Personal information
- Date of birth: 11 January 1909
- Place of birth: Helsinki, Grand Duchy of Finland
- Date of death: 14 October 1941 (aged 32)
- Place of death: Suna River, East Karelia, Soviet Union
- Position(s): Defender

Senior career*
- Years: Team / Apps / (Gls)
- 1927–1928: Kullervo Helsinki
- 1929–1941: HPS Helsinki / 100 / (4)

International career
- 1929–1937: Finland / 39 / (0)

= Kaarlo Oksanen =

Finnish footballer and film actor

Kaarlo Vilhelm "Kille" Oksanen, born 11 January 1911 in Helsinki, died 14 October 1941 in East Karelia, Soviet Union, was a Finnish footballer and film actor who was killed in World War II.

== Football career ==
In 1927–1928 Oksanen played for Kullervo Helsinki, which was a member of the left-wing Finnish Workers' Sports Federation (TUL). At the time, Finnish football was split in two, TUL and the Football Association clubs played in their own series and the Finland national team was composed of FA players only. Oksanen won the 1928 TUL Championship with Kullervo and in October he was selected to the Finnish Workers' Sports Federation football team against the Soviet Union in Helsinki.

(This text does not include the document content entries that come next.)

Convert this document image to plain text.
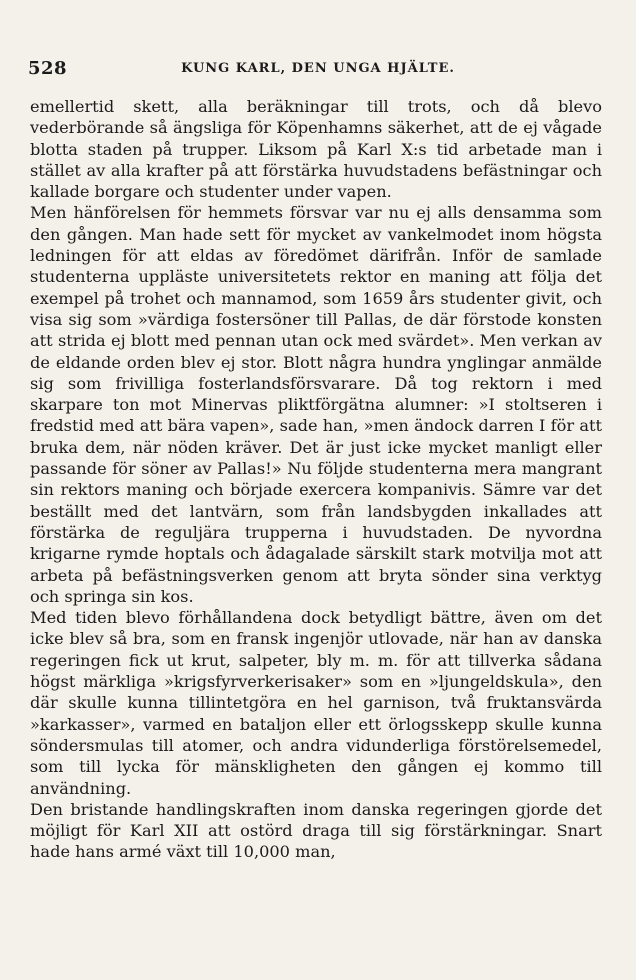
528	KUNG KARL, DEN UNGA HJÄLTE.

emellertid skett, alla beräkningar till trots, och då blevo vederbörande så ängsliga för Köpenhamns säkerhet, att de ej vågade blotta staden på trupper. Liksom på Karl X:s tid arbetade man i stället av alla krafter på att förstärka huvudstadens befästningar och kallade borgare och studenter under vapen.

Men hänförelsen för hemmets försvar var nu ej alls densamma som den gången. Man hade sett för mycket av vankelmodet inom högsta ledningen för att eldas av föredömet därifrån. Inför de samlade studenterna uppläste universitetets rektor en maning att följa det exempel på trohet och mannamod, som 1659 års studenter givit, och visa sig som »värdiga fostersöner till Pallas, de där förstode konsten att strida ej blott med pennan utan ock med svärdet». Men verkan av de eldande orden blev ej stor. Blott några hundra ynglingar anmälde sig som frivilliga fosterlandsförsvarare. Då tog rektorn i med skarpare ton mot Minervas pliktförgätna alumner: »I stoltseren i fredstid med att bära vapen», sade han, »men ändock darren I för att bruka dem, när nöden kräver. Det är just icke mycket manligt eller passande för söner av Pallas!» Nu följde studenterna mera mangrant sin rektors maning och började exercera kompanivis. Sämre var det beställt med det lantvärn, som från landsbygden inkallades att förstärka de reguljära trupperna i huvudstaden. De nyvordna krigarne rymde hoptals och ådagalade särskilt stark motvilja mot att arbeta på befästningsverken genom att bryta sönder sina verktyg och springa sin kos.

Med tiden blevo förhållandena dock betydligt bättre, även om det icke blev så bra, som en fransk ingenjör utlovade, när han av danska regeringen fick ut krut, salpeter, bly m. m. för att tillverka sådana högst märkliga »krigsfyrverkerisaker» som en »ljungeldskula», den där skulle kunna tillintetgöra en hel garnison, två fruktansvärda »karkasser», varmed en bataljon eller ett örlogsskepp skulle kunna söndersmulas till atomer, och andra vidunderliga förstörelsemedel, som till lycka för mänskligheten den gången ej kommo till användning.

Den bristande handlingskraften inom danska regeringen gjorde det möjligt för Karl XII att ostörd draga till sig förstärkningar. Snart hade hans armé växt till 10,000 man,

Before the 1929 season Oksanen defected to the FA member club HPS Helsinki in order to play for the Finland national team. He debuted for Finland in October 1929 against Germany in Hamburg and became a regular member of the national team. Oksanen played 39 out of 43 Finland internationals between 1929 and 1937, but was not selected to the 1936 Berlin Olympics by the manager Ferdinand Fabra.

=== Club honours ===
- TUL Championship: 1928
- Finnish Championship: 1929, 1932, 1934, 1935

== Film career ==
Oksanen started acting in the early 1930s. His first major film role was in the 1937 film Nuorena Nukkunut by Teuvo Tulio, based on a novel by the Nobel Prize winning author F. E. Sillanpää. In 1940 Oksanen got married with the actress Rakel Linnanheimo (1909–2004).

=== Filmography ===
- Nuorena nukkunut (1937)
- The Song of the Scarlet Flower (1938)
- In the Fields of Dreams (1940)
- Antreas ja syntinen Jolanda (1941)

== Death ==
At the World War II Oksanen served as a runner. He was wounded by the Suna River in East Karelia and died at a field hospital in October 1941.